Although investment volumes and values have dropped recently, they’ve not fallen to the floor (yet). Just 518 deals were announced by UK companies during Q3 2022 – down 24% from Q2 2022 (686). The amount of equity investment dropped off even more dramatically. Investors deployed £2.76bn in Q3 2022, around half the deal value of Q2 2022 (£5.71bn) and 57% down on Q3 2021 (£6.42bn). That said, it is still higher than all third quarters prior to 2020.
Sector focus
So what’s still attracting funding and what will the stars of 2023 be? We don’t have a crystal ball, but we do have a huge database. And while readers of these pages will know well the perils of extrapolation based on past performance, we can at least identify those sectors that in aggregate are currently garnering outsize interest from the savviest early-stage investors.
When looking at all the deals done in the past five months into new companies getting their first round of external equity funding, the dominant sectors – by quite a significant margin – have been AI, fintech and blockchain.

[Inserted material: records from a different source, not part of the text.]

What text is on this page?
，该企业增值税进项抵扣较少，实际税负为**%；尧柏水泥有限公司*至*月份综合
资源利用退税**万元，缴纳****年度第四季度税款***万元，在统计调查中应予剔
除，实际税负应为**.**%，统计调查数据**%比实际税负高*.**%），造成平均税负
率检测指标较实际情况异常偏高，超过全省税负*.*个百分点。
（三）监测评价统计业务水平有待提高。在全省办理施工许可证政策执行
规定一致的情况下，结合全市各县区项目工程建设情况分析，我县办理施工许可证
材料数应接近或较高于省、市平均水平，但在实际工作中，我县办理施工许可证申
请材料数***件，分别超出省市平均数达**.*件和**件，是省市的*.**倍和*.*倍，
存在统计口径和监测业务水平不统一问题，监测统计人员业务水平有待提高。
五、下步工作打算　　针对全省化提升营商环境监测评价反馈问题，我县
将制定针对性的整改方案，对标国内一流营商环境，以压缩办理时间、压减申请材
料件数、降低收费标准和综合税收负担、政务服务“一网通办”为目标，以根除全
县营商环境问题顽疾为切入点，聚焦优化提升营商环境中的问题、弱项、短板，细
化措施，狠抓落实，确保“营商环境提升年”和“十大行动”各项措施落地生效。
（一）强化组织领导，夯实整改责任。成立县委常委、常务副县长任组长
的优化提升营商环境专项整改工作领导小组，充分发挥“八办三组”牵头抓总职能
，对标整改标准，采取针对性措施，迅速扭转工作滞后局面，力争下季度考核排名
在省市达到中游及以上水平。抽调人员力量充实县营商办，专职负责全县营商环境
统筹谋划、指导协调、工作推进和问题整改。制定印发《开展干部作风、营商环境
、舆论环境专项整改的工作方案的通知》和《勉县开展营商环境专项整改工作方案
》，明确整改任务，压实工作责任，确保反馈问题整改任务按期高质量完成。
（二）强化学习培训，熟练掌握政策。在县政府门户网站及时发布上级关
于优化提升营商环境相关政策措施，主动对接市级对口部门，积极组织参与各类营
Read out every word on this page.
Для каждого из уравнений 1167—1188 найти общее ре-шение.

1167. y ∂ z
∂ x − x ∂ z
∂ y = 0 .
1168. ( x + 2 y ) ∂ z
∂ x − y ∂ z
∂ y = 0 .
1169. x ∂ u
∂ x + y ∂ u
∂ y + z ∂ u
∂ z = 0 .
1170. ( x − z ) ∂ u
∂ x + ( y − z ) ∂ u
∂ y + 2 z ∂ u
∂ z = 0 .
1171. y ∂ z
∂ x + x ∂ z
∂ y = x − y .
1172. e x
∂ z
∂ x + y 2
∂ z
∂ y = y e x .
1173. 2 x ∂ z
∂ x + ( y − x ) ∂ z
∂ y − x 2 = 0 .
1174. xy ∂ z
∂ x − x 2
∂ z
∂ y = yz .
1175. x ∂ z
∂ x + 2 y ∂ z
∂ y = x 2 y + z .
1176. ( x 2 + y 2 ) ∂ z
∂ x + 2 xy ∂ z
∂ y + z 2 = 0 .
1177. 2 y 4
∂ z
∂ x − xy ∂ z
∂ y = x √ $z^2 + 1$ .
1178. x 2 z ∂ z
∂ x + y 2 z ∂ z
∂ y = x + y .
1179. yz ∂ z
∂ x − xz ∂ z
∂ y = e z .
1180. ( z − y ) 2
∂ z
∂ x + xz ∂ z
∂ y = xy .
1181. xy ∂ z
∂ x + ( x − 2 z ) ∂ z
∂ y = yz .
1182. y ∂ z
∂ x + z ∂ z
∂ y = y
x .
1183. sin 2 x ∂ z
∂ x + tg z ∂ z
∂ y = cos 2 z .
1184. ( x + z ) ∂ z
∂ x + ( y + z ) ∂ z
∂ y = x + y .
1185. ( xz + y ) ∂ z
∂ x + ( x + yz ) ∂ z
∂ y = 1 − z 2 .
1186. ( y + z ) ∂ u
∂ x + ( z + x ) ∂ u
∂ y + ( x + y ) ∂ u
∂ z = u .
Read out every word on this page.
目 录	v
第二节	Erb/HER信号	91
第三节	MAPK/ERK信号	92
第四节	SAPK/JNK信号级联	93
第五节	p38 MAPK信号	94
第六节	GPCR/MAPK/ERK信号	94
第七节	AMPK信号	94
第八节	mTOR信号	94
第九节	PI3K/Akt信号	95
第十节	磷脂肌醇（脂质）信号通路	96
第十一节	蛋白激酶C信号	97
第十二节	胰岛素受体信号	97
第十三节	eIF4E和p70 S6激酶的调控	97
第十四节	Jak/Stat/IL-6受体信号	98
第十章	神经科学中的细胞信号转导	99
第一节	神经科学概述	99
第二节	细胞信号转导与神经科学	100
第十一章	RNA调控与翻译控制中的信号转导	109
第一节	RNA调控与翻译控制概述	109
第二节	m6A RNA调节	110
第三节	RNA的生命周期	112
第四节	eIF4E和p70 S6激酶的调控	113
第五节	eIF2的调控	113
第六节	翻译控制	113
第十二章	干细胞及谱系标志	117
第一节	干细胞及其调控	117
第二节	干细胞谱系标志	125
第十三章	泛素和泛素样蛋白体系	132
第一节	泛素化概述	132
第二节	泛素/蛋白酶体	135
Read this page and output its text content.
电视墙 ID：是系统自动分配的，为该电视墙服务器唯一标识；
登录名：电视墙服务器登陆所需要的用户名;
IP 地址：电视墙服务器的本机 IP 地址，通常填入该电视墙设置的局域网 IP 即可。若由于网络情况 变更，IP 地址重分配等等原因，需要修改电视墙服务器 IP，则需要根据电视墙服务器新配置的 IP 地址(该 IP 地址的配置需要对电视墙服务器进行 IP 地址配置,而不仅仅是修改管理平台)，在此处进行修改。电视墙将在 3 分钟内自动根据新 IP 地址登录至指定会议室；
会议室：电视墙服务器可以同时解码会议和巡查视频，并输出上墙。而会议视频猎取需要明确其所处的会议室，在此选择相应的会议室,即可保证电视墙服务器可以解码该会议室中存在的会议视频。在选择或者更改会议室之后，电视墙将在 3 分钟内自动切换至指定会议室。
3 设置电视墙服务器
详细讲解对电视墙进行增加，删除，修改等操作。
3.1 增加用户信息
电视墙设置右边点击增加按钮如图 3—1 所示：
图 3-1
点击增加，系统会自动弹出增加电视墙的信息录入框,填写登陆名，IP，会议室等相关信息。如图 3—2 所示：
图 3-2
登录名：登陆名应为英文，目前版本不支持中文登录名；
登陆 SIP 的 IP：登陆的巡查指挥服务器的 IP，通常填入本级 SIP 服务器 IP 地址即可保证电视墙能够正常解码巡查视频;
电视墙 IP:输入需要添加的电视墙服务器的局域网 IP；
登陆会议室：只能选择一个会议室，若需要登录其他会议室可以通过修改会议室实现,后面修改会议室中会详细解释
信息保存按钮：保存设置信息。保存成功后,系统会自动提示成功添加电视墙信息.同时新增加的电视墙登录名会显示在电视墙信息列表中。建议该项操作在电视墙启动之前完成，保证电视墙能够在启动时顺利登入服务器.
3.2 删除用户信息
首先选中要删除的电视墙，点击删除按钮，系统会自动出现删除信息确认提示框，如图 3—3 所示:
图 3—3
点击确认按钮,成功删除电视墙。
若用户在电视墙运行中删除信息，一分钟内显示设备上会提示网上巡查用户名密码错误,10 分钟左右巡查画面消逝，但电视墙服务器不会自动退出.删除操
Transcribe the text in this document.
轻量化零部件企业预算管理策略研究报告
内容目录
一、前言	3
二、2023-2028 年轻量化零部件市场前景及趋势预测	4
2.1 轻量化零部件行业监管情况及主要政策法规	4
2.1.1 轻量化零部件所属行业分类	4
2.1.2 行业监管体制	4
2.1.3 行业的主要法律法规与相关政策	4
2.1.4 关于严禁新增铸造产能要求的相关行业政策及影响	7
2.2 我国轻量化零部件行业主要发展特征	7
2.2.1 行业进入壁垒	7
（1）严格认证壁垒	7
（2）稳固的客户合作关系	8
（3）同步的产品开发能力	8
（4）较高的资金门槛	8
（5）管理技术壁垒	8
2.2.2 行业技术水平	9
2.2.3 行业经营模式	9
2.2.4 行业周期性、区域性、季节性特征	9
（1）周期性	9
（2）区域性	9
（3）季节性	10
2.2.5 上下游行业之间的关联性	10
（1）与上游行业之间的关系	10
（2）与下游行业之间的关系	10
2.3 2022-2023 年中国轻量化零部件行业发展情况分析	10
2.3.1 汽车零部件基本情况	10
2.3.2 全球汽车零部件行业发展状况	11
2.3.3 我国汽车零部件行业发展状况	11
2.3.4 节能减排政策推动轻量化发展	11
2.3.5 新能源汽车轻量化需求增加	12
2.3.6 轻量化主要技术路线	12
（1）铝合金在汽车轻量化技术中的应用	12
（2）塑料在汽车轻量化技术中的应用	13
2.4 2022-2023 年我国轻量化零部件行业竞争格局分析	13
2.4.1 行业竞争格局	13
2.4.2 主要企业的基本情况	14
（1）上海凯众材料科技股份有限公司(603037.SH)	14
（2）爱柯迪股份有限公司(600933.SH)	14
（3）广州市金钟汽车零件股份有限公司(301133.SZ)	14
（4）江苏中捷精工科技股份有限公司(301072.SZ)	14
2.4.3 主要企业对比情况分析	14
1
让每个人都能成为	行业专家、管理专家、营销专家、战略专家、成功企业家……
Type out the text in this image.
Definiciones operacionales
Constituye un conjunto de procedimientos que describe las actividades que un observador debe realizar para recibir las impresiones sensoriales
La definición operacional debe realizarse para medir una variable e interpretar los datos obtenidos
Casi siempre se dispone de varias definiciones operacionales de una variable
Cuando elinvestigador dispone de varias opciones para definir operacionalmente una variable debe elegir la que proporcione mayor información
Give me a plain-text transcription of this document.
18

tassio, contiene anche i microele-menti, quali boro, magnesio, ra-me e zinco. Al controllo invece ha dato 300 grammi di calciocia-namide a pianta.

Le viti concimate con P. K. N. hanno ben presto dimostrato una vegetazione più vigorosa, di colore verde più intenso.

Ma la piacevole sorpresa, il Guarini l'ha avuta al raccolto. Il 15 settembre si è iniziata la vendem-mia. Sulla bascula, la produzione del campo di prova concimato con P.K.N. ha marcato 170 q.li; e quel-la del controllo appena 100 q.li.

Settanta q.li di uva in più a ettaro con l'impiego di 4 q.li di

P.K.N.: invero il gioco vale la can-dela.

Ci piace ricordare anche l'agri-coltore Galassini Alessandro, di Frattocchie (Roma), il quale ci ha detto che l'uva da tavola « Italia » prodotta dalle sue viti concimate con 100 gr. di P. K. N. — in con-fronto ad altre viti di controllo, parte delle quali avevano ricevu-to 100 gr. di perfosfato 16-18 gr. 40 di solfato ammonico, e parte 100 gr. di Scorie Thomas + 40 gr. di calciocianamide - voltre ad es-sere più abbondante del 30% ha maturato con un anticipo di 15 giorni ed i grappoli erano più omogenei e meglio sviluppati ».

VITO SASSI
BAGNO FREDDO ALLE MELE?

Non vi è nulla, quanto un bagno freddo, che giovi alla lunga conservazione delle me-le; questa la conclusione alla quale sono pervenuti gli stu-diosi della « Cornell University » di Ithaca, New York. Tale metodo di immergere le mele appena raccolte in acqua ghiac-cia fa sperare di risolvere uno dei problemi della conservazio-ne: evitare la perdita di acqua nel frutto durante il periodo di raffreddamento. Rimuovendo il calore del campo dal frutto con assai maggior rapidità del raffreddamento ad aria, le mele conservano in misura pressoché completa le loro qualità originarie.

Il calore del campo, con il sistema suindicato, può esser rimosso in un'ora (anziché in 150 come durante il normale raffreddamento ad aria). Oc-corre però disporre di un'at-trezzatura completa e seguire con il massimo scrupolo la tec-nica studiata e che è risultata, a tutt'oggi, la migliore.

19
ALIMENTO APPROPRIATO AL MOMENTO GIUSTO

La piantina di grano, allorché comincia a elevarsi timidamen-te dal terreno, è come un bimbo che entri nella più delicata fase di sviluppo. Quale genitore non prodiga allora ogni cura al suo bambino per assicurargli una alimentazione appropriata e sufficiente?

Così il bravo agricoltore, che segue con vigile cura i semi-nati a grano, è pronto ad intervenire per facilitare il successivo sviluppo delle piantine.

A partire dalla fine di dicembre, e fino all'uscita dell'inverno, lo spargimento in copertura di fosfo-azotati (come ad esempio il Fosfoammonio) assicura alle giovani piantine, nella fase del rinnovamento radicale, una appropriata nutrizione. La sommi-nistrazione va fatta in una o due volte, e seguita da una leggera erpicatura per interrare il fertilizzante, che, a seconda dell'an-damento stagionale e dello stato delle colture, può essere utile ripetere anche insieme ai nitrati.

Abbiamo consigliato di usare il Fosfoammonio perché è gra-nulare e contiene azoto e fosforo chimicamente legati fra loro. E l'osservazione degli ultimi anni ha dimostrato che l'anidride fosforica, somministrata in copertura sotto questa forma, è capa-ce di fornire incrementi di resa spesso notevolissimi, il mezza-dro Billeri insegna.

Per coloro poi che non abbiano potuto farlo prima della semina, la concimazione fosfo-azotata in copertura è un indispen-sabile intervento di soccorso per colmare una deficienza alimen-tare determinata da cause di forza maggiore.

Indeed, AI and fintech have been the most popular sectors for years now. These are followed by eHealth (or digital health), virtual reality and edtech.
But looking at specific companies, we can see the very cutting edge of technology. Advanced Anaerobics, a seed-stage company in the West Midlands developing technology to generate electricity from cow slurry, had its sixth fundraising, bringing the total it has raised to £1.36m. Adamo Foods, a company based in London creating meat substitutes from fungi, raised £328,000 of seed funding. In Wales, Apex Additive Technologies, which uses laser-powder bed fusion to manufacture bespoke parts for a range of technologies, raised £2m of seed money. In the South East, Astron Systems, a seed-stage company creating reusable launch vehicles for microsatellites, raised £120,000.
All these examples are just from those on the list whose name begins with A. There are three points that this pretty random list makes. First, there are a lot of ideas out there still getting funding. Second, they may or may not be great ideas – time will tell. Third, and most importantly, a lot of these companies are also a long way from making any money at all, let alone turning a profit. But that’s always been the point of risk capital investment – the risk.